US-Japan Digital Trade Agreement

Status: The US-Japan Trade Agreement was signed by both countries on Oct. 7, 2019. This deal is more limited than USMCA, focusing largely on tariffs and digital trade. Because it is limited, the US-Japan Agreement does not require congressional approval to move forward. The digital trade chapter was broken out into a separate agreement - the US-Japan Digital Trade Agreement - and will be enacted in the US as an Executive Agreement. However, the Japanese Diet must still approve the Agreement.

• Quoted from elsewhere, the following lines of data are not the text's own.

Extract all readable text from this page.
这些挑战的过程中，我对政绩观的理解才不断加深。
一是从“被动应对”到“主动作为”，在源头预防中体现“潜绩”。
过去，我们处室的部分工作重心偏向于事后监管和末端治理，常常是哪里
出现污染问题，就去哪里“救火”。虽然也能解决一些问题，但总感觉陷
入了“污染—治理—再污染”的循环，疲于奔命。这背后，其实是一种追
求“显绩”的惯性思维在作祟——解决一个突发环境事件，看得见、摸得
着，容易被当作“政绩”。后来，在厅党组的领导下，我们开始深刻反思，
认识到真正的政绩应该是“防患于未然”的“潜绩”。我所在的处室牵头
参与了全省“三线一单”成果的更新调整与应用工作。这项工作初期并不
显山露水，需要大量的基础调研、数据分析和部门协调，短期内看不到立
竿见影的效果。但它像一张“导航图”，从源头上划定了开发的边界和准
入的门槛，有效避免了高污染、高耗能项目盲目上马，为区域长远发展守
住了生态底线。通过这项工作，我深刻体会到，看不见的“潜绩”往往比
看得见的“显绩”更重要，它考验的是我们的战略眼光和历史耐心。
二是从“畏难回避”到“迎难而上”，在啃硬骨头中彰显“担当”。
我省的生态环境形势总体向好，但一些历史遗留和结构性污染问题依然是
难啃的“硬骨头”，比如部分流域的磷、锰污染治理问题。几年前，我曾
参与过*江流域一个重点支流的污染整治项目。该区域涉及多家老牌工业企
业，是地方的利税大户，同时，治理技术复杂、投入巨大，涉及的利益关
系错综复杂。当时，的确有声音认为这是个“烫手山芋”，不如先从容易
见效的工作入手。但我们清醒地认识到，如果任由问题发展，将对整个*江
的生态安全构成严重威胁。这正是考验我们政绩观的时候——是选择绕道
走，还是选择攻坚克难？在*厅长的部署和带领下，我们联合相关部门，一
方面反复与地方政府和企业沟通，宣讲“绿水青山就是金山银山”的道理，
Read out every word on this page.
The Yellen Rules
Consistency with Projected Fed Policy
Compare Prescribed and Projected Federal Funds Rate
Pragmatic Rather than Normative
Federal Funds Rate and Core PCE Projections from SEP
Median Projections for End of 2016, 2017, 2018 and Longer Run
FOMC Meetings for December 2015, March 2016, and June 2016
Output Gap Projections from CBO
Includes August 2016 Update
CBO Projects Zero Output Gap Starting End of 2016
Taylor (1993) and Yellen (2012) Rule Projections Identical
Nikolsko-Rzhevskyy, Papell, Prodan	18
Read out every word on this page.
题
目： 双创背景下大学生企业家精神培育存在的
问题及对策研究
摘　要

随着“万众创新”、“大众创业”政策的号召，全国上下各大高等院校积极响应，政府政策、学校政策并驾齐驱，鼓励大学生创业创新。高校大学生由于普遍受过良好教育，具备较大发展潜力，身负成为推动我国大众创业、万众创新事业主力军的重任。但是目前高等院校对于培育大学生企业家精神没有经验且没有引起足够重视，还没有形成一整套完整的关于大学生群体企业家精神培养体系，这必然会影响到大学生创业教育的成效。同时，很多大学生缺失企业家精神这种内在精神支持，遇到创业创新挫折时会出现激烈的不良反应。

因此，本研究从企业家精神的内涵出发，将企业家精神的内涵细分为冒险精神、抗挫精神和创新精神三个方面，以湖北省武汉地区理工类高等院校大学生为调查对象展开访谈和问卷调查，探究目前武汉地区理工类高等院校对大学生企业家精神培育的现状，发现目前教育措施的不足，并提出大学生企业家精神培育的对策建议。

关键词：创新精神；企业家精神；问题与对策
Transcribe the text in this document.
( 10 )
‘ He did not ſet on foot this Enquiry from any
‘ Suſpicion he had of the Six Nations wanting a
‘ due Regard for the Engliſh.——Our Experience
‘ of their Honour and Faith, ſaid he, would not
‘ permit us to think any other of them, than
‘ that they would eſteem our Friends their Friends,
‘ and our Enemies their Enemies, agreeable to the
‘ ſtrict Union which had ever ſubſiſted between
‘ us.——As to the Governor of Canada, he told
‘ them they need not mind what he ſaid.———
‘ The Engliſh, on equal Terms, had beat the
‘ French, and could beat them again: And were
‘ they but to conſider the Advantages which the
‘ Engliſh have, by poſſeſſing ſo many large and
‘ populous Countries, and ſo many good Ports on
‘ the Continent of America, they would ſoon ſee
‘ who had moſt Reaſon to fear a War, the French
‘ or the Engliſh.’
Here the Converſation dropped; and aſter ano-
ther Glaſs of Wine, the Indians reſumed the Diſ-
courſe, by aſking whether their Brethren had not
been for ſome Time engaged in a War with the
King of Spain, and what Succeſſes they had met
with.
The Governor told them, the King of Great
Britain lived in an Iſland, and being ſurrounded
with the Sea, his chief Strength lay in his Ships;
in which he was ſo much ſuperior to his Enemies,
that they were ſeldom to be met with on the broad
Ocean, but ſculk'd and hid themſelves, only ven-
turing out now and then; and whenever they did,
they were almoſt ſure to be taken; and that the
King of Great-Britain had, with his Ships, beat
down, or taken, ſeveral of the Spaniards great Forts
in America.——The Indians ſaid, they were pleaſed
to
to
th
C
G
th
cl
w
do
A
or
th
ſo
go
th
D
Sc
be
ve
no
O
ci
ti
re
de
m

US-Japan Digital Trade Agreement highlights: The text is almost identical to the USMCA digital trade chapter. We should expect this to be the base negotiating text for digital provisions US trade agreements moving forward - including the upcoming US-UK, US-EU, and China Phase Two agreements.  

   * * *

We welcome the inclusion of issues like information flows, IP protection, and cybersecurity into new trade instruments. Inclusion of these digital trade issues better reflect the technological environment of global businesses. As cybersecurity continues to grow in importance to industry, and as an industry itself, we hope future trade agreements and other instruments incorporate additional priorities related to cybersecurity.